O imaginário vendedor de crack —na realidade o delegado Roberto Monteiro— chefiava uma operação contra o tráfico, em um prédio abandonado no centro de São Paulo, e acabou confundido.

O policial classificou o episódio como "triste" e "surreal". Já o usuário, ao notar que a negociação não iria adiante, logo partiu —não sem antes pegar seu dinheiro de volta.

A cena insólita, flagrada pela Folha no último dia 20, ilustra a dimensão do flagelo na região da cracolândia, agora pulverizada pela capital paulista após mais de quatro meses de controversas intervenções lideradas pelo prefeito Ricardo Nunes (MDB) e pelo governador Rodrigo Garcia (PSDB).

Desde que uma blitz desocupou a praça Princesa Isabel, onde se concentrava o fluxo, usuários perambulam e se instalam em pontos diversos, num jogo de gato e rato com as forças de segurança.

Espalhadas, as minicracolândias têm prejudicado comerciantes e assustado pedestres e moradores, muitas vezes acuados entre a desordem pública, a insegurança e as recorrentes ações de repressão.

Um ponto crítico parece ser a rua Helvétia.
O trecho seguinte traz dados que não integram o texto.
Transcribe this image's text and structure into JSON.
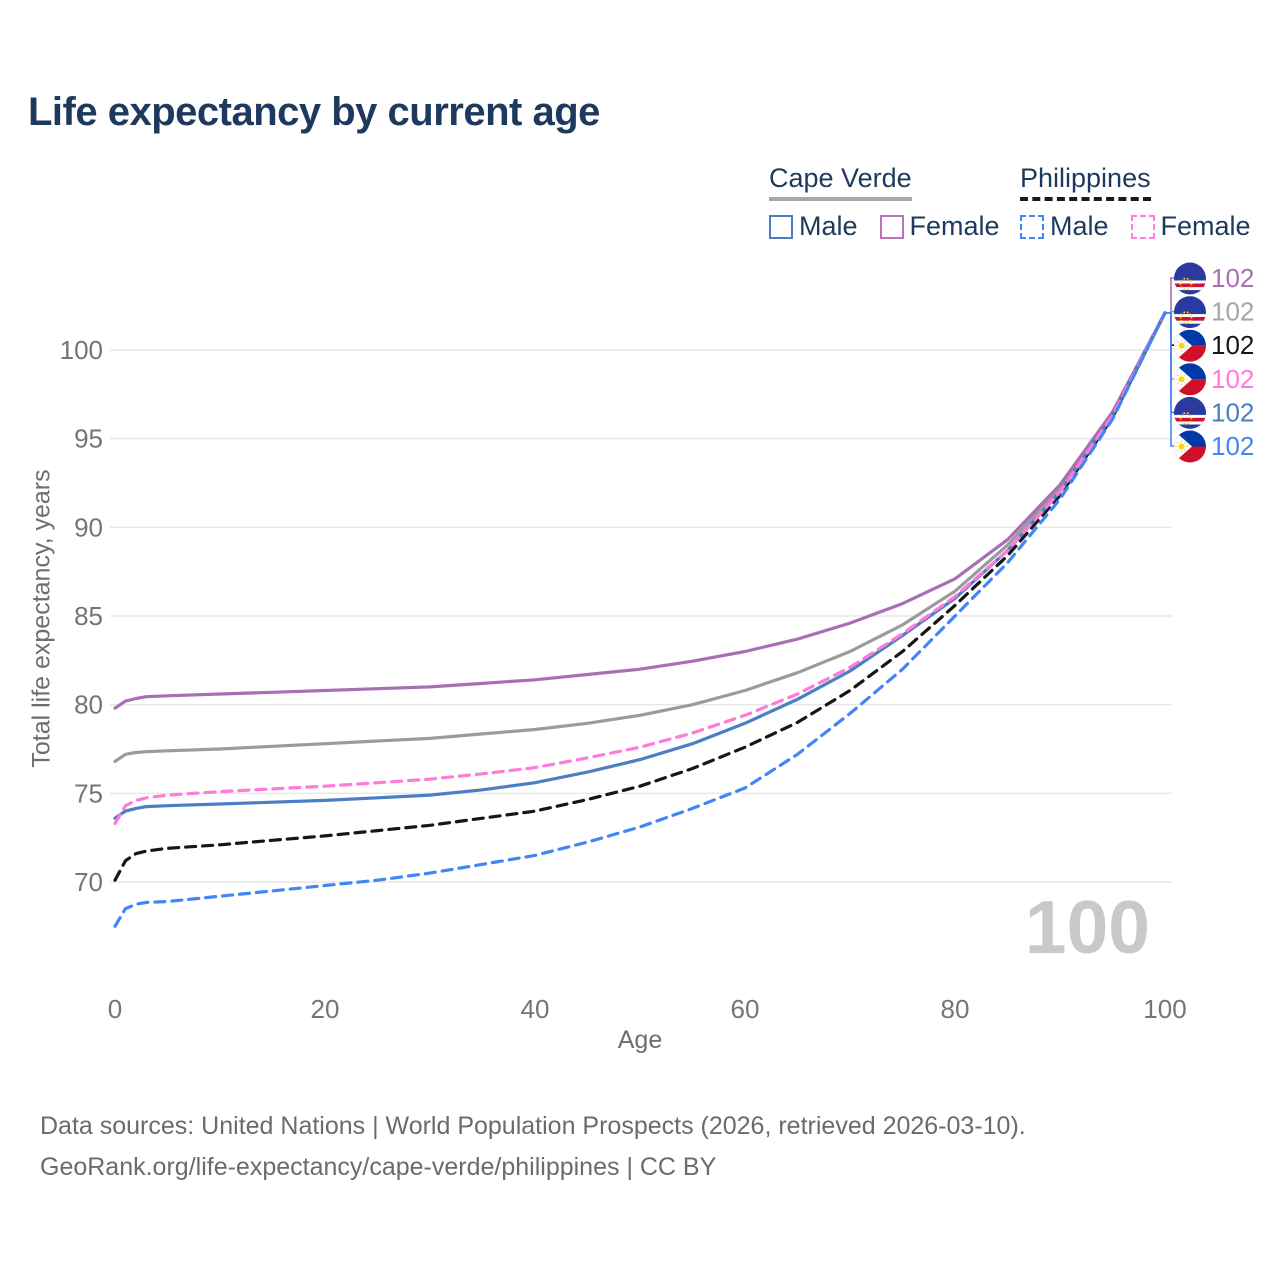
{
  "title": "Life expectancy by current age",
  "legend": {
    "groups": [
      {
        "country": "Cape Verde",
        "line_style": "solid",
        "underline_color": "#a8a8a8",
        "items": [
          {
            "label": "Male",
            "color": "#4b7ec2"
          },
          {
            "label": "Female",
            "color": "#b873ba"
          }
        ]
      },
      {
        "country": "Philippines",
        "line_style": "dashed",
        "underline_color": "#1a1a1a",
        "items": [
          {
            "label": "Male",
            "color": "#4286f5"
          },
          {
            "label": "Female",
            "color": "#ff7ee0"
          }
        ]
      }
    ]
  },
  "chart_data": {
    "type": "line",
    "title": "Life expectancy by current age",
    "xlabel": "Age",
    "ylabel": "Total life expectancy, years",
    "xlim": [
      0,
      100
    ],
    "ylim": [
      67,
      103
    ],
    "xticks": [
      0,
      20,
      40,
      60,
      80,
      100
    ],
    "yticks": [
      70,
      75,
      80,
      85,
      90,
      95,
      100
    ],
    "grid": "horizontal",
    "legend_position": "top-right",
    "watermark_age": "100",
    "x": [
      0,
      1,
      2,
      3,
      5,
      10,
      15,
      20,
      25,
      30,
      35,
      40,
      45,
      50,
      55,
      60,
      65,
      70,
      75,
      80,
      85,
      90,
      95,
      100
    ],
    "series": [
      {
        "name": "Cape Verde Female",
        "country": "Cape Verde",
        "sex": "Female",
        "line_style": "solid",
        "color": "#a96fb4",
        "flag": "cv",
        "end_label": "102",
        "end_label_color": "#a96fb4",
        "values": [
          79.8,
          80.2,
          80.35,
          80.45,
          80.5,
          80.6,
          80.7,
          80.8,
          80.9,
          81.0,
          81.2,
          81.4,
          81.7,
          82.0,
          82.45,
          83.0,
          83.7,
          84.6,
          85.7,
          87.1,
          89.3,
          92.4,
          96.5,
          102.1
        ]
      },
      {
        "name": "Cape Verde Both sexes",
        "country": "Cape Verde",
        "sex": "Both",
        "line_style": "solid",
        "color": "#9b9b9b",
        "flag": "cv",
        "end_label": "102",
        "end_label_color": "#a6a6a6",
        "values": [
          76.8,
          77.2,
          77.3,
          77.35,
          77.4,
          77.5,
          77.65,
          77.8,
          77.95,
          78.1,
          78.35,
          78.6,
          78.95,
          79.4,
          80.0,
          80.8,
          81.8,
          83.0,
          84.5,
          86.4,
          89.0,
          92.2,
          96.4,
          102.1
        ]
      },
      {
        "name": "Philippines Both sexes",
        "country": "Philippines",
        "sex": "Both",
        "line_style": "dashed",
        "color": "#161616",
        "flag": "ph",
        "end_label": "102",
        "end_label_color": "#161616",
        "values": [
          70.1,
          71.2,
          71.6,
          71.75,
          71.9,
          72.1,
          72.35,
          72.6,
          72.9,
          73.2,
          73.6,
          74.0,
          74.65,
          75.4,
          76.4,
          77.6,
          79.0,
          80.8,
          83.0,
          85.6,
          88.4,
          91.8,
          96.2,
          102.1
        ]
      },
      {
        "name": "Philippines Female",
        "country": "Philippines",
        "sex": "Female",
        "line_style": "dashed",
        "color": "#ff7ad9",
        "flag": "ph",
        "end_label": "102",
        "end_label_color": "#ff7ae0",
        "values": [
          73.3,
          74.3,
          74.6,
          74.75,
          74.9,
          75.1,
          75.25,
          75.4,
          75.6,
          75.8,
          76.1,
          76.45,
          77.0,
          77.6,
          78.4,
          79.4,
          80.6,
          82.1,
          84.0,
          86.1,
          88.7,
          92.0,
          96.3,
          102.1
        ]
      },
      {
        "name": "Cape Verde Male",
        "country": "Cape Verde",
        "sex": "Male",
        "line_style": "solid",
        "color": "#4b7ec2",
        "flag": "cv",
        "end_label": "102",
        "end_label_color": "#4b7ec2",
        "values": [
          73.6,
          74.0,
          74.15,
          74.25,
          74.3,
          74.4,
          74.5,
          74.6,
          74.75,
          74.9,
          75.2,
          75.6,
          76.2,
          76.9,
          77.8,
          78.95,
          80.3,
          81.9,
          83.9,
          86.0,
          88.7,
          92.0,
          96.3,
          102.1
        ]
      },
      {
        "name": "Philippines Male",
        "country": "Philippines",
        "sex": "Male",
        "line_style": "dashed",
        "color": "#4286f5",
        "flag": "ph",
        "end_label": "102",
        "end_label_color": "#4286f5",
        "values": [
          67.5,
          68.5,
          68.75,
          68.85,
          68.9,
          69.2,
          69.5,
          69.8,
          70.1,
          70.5,
          71.0,
          71.5,
          72.25,
          73.1,
          74.15,
          75.3,
          77.2,
          79.5,
          82.0,
          85.0,
          88.0,
          91.6,
          96.1,
          102.1
        ]
      }
    ]
  },
  "footer": {
    "line1": "Data sources: United Nations | World Population Prospects (2026, retrieved 2026-03-10).",
    "line2": "GeoRank.org/life-expectancy/cape-verde/philippines | CC BY"
  }
}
No último dia 13, escamoteados em barracas e bancas, traficantes vendiam crack livremente a poucos passos de uma delegacia. Não longe dali, na região da Santa Ifigênia, moradores contam que, à noite, o feirão ocorre aos gritos de "olha o pó, olha a pedra".

Coibir o agrupamento em um só local faz parte do modelo adotado por prefeitura e governo do estado. Avalia-se que a desarticulação obstrui o comércio de entorpecentes e facilita intervenções para estimular usuários a buscar tratamento.

A estratégia é criticada por especialistas que defendem uma política de redução de danos menos repressiva e de acolhimento.

Os resultados até agora se limitam a prisões que parecem não inibir o crime, apreensões esporádicas e algumas internações.

Não resta dúvida de que ainda é cedo para cobrar resultados duradouros diante de uma chaga que assola a cidade há décadas.

As incertezas, contudo, podem crescer em 2023 com uma possível troca de comando no Bandeirantes. É crucial que os postulantes, entre eles o incumbente, esmiúcem seus planos além de promessas vagas e soluções simplistas.